If the steps outlined above fail to address your constipation problems, your doctor will probably suggest the following remedies.

Stool softeners
These products should be used sparingly, however, as some of them may increase the side effects of other drugs, especially those taken at the same time. The use of mineral oil is not advised, because it can reduce the absorption of fat-soluble vitamins and is hazardous to inhale.

Bulk supplements
Natural fibre supplements include Metamucil, which if taken daily with one or two glasses of water, help fill and moisturise the gastrointestinal tract. These bulk-forming agents are generally safe to take for long periods.

Mild oral laxatives
Milk of Magnesia or epsom salts are all osmotic agents. This means they promote secretion of water into the colon and they are reasonably safe. Another mild laxative is Senokot. This is an example of a stimulant laxative, which provides a chemical irritant to the bowel, thus stimulating the passages of stool. Harsh laxatives, such as Brooklax, Dulcolax or castor oil can be highly habit-forming and are rarely recommended for MS bowel problems. The gentler laxatives usually induce bowel movements within eight to 12 hours.

Suppositories
If oral laxatives fail to provide relief, you may be told to try a glycerine suppository half an hour before attempting a bowel movement. This practice may be necessary for several weeks in order to establish a regular bowel routine.
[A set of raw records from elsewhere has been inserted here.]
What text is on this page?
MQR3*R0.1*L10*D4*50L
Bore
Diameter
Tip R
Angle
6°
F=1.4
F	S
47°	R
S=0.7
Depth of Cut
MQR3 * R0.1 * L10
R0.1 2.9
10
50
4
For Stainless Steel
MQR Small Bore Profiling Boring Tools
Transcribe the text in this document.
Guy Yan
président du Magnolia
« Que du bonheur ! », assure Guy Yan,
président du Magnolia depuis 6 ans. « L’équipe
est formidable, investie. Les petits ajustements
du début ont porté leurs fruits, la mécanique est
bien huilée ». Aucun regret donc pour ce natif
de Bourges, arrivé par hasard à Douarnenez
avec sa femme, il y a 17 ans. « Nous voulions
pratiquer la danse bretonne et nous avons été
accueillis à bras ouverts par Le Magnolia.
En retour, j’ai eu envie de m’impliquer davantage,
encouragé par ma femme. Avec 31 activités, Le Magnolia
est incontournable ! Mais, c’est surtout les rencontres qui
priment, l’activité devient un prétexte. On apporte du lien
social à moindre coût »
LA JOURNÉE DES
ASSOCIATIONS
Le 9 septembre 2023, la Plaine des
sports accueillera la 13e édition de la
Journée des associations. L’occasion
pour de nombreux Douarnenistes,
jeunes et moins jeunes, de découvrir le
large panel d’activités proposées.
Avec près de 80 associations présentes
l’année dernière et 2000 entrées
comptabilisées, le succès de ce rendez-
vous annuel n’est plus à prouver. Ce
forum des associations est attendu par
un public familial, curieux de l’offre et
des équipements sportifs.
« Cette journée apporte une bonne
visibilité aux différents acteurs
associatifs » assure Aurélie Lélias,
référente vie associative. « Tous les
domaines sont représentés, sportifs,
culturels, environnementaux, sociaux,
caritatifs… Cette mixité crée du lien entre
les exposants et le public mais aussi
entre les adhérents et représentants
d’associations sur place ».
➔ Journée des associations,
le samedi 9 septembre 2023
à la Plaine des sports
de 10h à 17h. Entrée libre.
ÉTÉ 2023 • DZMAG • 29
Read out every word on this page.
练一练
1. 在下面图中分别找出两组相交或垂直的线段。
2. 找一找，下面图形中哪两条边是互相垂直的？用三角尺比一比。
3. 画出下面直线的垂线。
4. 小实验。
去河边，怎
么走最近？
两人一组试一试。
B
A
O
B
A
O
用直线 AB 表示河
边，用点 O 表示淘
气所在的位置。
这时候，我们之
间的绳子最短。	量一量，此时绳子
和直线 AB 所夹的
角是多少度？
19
For some people, suppositories are needed on a permanent basis. Dulcolax suppositories stimulate a strong, wave-like movement of rectal muscles, but they are much more habit-forming than are suppositories containing glycerine.

Enemas
Enemas should be used sparingly because the body may come to depend on them. They may be recommended as part of a therapy that includes stool-softeners, bulk supplements and mild oral laxatives.

Manual stimulation
You can sometimes promote elimination by gently massaging the abdomen in a clockwise direction, or by inserting a finger in the rectum and rotating it gently. It is advisable to wear a plastic finger covering or plastic glove. Note: In using any of these techniques to control constipation, remember that they all take time—often several weeks before it is clear how well they are working. The digestive rhythm can be modified only gradually.

 

Final thoughts

As with many other kinds of medical problems, it’s easier to treat the bowel and related parts of the digestive system with good preventive habits than to wait until problems develop.

Remember: Treat bladder problems first, eat plenty of fruits, vegetables, fibre and fluids every day. Exercise daily and use the toilet half-an-hour after breakfast every day.

Dealing with impaction, incontinence and a chronic dependence on laxatives is much more difficult than preventing those situations or treating their precursors. Try the mildest therapies first, as stronger measures are more likely to have side effects.

Many MS symptoms, such as bladder problems, spasticity, weakness, immobility and demyelination which interfere with communication between your bowel and your brain can lead to bowel complications. If problems persist or worsen, ask your doctor for a referral to a gastroenterologist, who specialises in bowel and other digestive problems.